Some 500 indigenous people from the Bolivian lowlands arrived tired on Thursday in the Santa Cruz region after a 37-day march in defense of their territory and in rejection of the bullies amid applause from a crowd of people who came out to greet them.
This is one of the protests that complicates the Bolivian government, which is also waging an 11-day conflict over the dispute over control of the coca market in La Paz.
A column of indigenous people from the most remote areas of the east left the city of Trinidad, in the Amazon region of Beni, on August 25 and arrived at the main square of Santa Cruz, the largest city in the east, after traveling about 600 kilometers. Many of them with blistered feet, cramps and fatigue attended mass.
Marcial Fabricano, 68, is the leader of the march and who led the first walk in 1990. “This march means no more invasions,” he said.
In a petition, the indigenous people demanded that the government “repeal all regulations and/or resolutions that allow all kinds of subjugation in all ancestral indigenous territories” and a new redistribution of land in which they demand to be included, among other 10 points.
Fabricano said a dialogue with the government is expected, which has not yet been confirmed.
Santa Cruz is the epicenter of land disputes between settlers supposedly related to the government, landowners and indigenous communities in the Chiquitana region, a rich dry forest of great biodiversity neighboring the Amazon that in 2019 suffered a devastating fire – largely caused by the agricultural expansion – which wiped out more than five million hectares, according to the Friends of Nature Foundation.
The government downplayed the indigenous march and said it was driven by the political opposition.

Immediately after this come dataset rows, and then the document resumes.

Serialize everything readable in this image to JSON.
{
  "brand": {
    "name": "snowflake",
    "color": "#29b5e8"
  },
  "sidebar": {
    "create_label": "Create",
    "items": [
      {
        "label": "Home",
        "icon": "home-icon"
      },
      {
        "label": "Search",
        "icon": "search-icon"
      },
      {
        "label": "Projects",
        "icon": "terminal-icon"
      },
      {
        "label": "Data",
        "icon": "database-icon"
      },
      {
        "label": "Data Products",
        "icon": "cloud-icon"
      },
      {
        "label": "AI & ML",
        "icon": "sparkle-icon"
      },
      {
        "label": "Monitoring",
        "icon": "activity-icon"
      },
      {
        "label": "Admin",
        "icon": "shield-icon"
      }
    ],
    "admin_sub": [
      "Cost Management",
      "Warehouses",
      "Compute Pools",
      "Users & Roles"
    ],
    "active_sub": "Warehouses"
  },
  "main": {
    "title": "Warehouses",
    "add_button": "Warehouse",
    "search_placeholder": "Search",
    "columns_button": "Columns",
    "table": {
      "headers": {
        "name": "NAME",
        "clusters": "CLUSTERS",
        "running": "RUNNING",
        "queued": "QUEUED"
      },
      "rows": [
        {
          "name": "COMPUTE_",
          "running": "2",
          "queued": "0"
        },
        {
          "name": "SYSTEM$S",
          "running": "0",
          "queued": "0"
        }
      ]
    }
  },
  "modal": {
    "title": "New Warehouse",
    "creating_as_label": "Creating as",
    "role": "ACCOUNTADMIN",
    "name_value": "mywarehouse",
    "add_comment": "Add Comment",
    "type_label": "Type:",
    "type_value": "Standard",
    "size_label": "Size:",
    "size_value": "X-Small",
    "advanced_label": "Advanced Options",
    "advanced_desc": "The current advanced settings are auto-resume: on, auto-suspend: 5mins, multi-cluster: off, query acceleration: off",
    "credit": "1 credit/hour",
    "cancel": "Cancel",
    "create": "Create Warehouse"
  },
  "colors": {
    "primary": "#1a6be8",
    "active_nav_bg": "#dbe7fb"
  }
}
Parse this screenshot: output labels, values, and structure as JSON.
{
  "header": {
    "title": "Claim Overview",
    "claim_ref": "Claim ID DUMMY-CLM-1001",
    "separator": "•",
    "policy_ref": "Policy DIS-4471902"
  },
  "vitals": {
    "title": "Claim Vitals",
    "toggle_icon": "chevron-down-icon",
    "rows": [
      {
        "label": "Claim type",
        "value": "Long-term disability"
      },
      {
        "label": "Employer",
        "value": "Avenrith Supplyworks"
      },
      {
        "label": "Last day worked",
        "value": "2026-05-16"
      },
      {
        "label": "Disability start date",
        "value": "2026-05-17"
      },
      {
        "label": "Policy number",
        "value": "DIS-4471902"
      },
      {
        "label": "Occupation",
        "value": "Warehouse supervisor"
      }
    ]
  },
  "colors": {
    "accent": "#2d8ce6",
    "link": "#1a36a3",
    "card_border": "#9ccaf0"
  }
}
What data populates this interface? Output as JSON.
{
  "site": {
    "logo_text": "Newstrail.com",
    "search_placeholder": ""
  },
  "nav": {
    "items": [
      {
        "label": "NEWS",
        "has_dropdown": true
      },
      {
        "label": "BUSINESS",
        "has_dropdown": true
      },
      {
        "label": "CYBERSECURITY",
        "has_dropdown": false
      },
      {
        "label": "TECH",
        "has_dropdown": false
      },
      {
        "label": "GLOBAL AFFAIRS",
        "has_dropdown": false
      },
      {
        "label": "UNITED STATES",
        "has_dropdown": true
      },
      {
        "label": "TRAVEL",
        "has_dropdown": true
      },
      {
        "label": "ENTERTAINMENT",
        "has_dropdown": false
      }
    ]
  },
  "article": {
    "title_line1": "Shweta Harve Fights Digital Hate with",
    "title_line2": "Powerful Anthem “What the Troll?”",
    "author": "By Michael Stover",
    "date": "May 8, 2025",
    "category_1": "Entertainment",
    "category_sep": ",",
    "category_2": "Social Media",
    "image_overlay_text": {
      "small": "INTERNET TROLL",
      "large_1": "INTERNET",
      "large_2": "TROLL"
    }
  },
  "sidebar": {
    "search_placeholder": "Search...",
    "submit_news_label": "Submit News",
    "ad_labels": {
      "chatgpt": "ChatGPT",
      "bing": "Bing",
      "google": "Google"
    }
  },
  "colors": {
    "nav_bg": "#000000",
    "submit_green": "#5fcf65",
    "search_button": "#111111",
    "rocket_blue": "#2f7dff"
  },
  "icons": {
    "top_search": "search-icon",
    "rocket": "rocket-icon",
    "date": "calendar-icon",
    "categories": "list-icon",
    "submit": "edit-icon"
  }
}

Meanwhile, opponents backed the native communities. “The demands have been misrepresented, which is more due to political speeches,” Roberto Ríos, deputy minister of Citizen Security, said recently.
Meanwhile, in La Paz, a dispute over control of the coca market worsened after 11 days of conflicts that have left dozens of detainees and injured, as well as damage to homes and police centers in the Villa Fátima neighborhood, where it is located. the legal coca market, now guarded by the police.
The incidents came after one of the disputed groups accused the government and police of sponsoring another group that took control of the market on Monday, according to coca grower leader Armin Lluta.
Neighbors had to leave with white flags for the factions to reach a dialogue after the area ended up as a battlefield.
In Bolivia, the coca leaf is used for traditional uses such as chewing and infusions, but various studies maintain that a good part of the production is diverted to the manufacture of cocaine, of which Bolivia is the third largest producer in the world after Colombia and Peru.
A report by the United Nations Office on Drugs and Crime (UNODC) indicated in late August that coca has spread in the north of La Paz, beyond the permitted limits.
The legal trade in this bush moves between 365 and 449 million dollars a year, just over 1.4% of Bolivia’s Gross Domestic Product (GDP), according to the UN body.